There was in rank in this book which was not mentioned in Radium Girls, one specific is that report has it that the do of painting watch dials ongoing with pricey watches in Switzerland befor it occured in this people.
Rating: 4 / 5
As a teacher of linked health students, I found this book to be helpful in my understanding of radiation hygiene and an aspect of the history of radiation in America. Very informative; would urge to those with an interest in broadcast health history and educator’s of broadcast health and linked health studies.
Rating: 5 / 5
Brilliant and informative book regarding the lax view which
was taken in the early 1900’s regarding radioactivity and worker health and safety issues as well as denial by companies that they had any responsibility for these workers illnesses and deaths in spite of overwhelming proof to the contrary.
Rating: 5 / 5
An outstanding and well-researched work about right history in our fine people. Dr. Mullner was a guest lecturer when I was a student in Chicago in 1990. I went to hear his talk because my grandfather was the physician in Chicago who identified the link between radium and oral cancer among the Elgin workers who painted the watch faces with radium paint. He filled in the entire history for me, and I am more than grateful with his rendition of “the rest of the tale…”
Rating: 5 / 5
This book is a compelling and carefully documented tale of the tragedy of the first widely known victims of the atomic age, the radium dial workers. The author superbly blends scientific fact with vivid characterizations of the emotions and suffering of these workers. Numerous pictures from the early part of the last century of people, places, and artifacts unique to the tale help transport the reader to that period in time. The chapter, “The Ottawa Society of the Living Dead,” focuses on the fate of hundreds of young women in their teens and early twenties who worked at the largest dial-painting establishment.

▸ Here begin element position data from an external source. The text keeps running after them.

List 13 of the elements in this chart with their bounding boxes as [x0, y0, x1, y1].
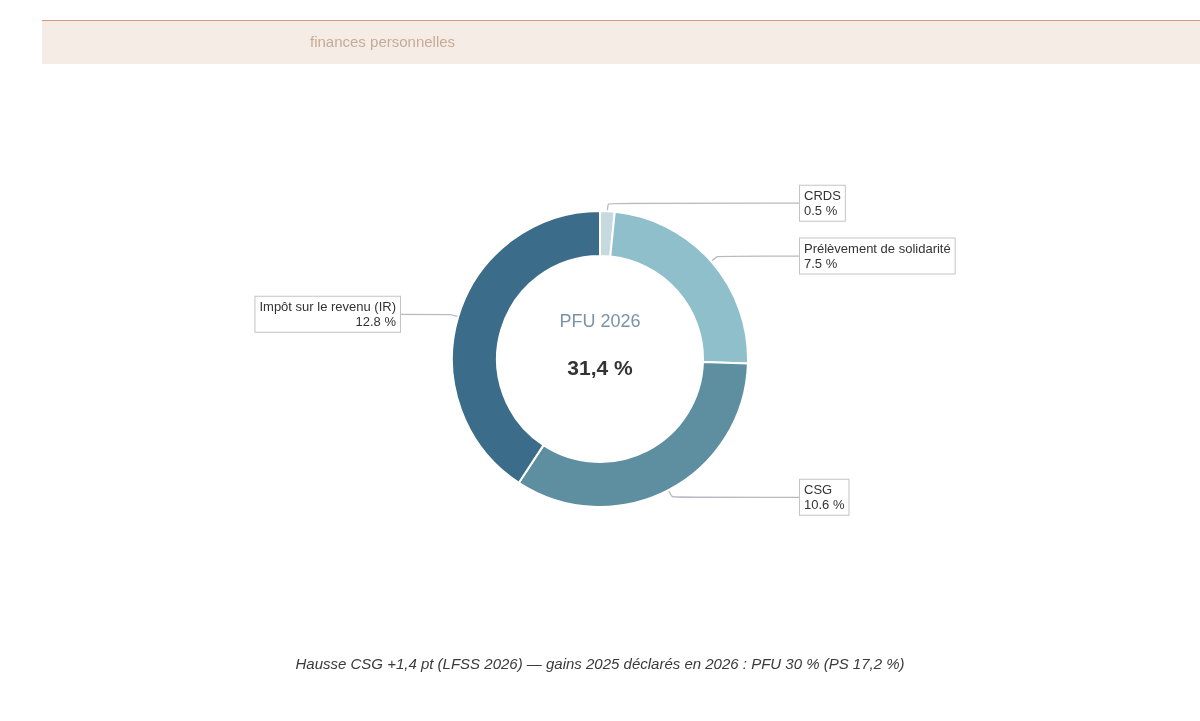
slice-label: CRDS — [804, 188, 842, 204]
chart-subtitle: finances personnelles — [310, 33, 456, 51]
data-label: 7.5 % — [804, 256, 838, 272]
header-band: finances personnelles — [42, 20, 1200, 64]
text: 31,4 % — [567, 356, 634, 379]
text: Hausse CSG +1,4 pt (LFSS 2026) — gains 2025 déclarés en 2026 : PFU 30 % (PS 17,2 %) — [295, 655, 905, 672]
data-label: 12.8 % — [355, 314, 397, 330]
data-label: 10.6 % — [804, 497, 845, 513]
slice-label: Prélèvement de solidarité — [804, 241, 951, 257]
text: PFU 2026 — [559, 311, 641, 331]
slice-label: Impôt sur le revenu (IR) — [259, 299, 396, 315]
data-label: 0.5 % — [804, 203, 838, 219]
slice-label: CSG — [804, 482, 833, 498]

Besides tipping the brushes to add precision to painting the numbers on dials, these women were encouraged to paint common household items and decorate the buttons and belts of their dresses with paint. The deadly consequences of these practices were protracted by years of a myriad of legal battles with the only solace that these battles finally brought broadcast attention to the plight of these women. I heartily concur with the explanation in the Foreword by the former Section Head for Human Radiobiology at Argonne National Laboratory, “Who should read this book?….everybody.”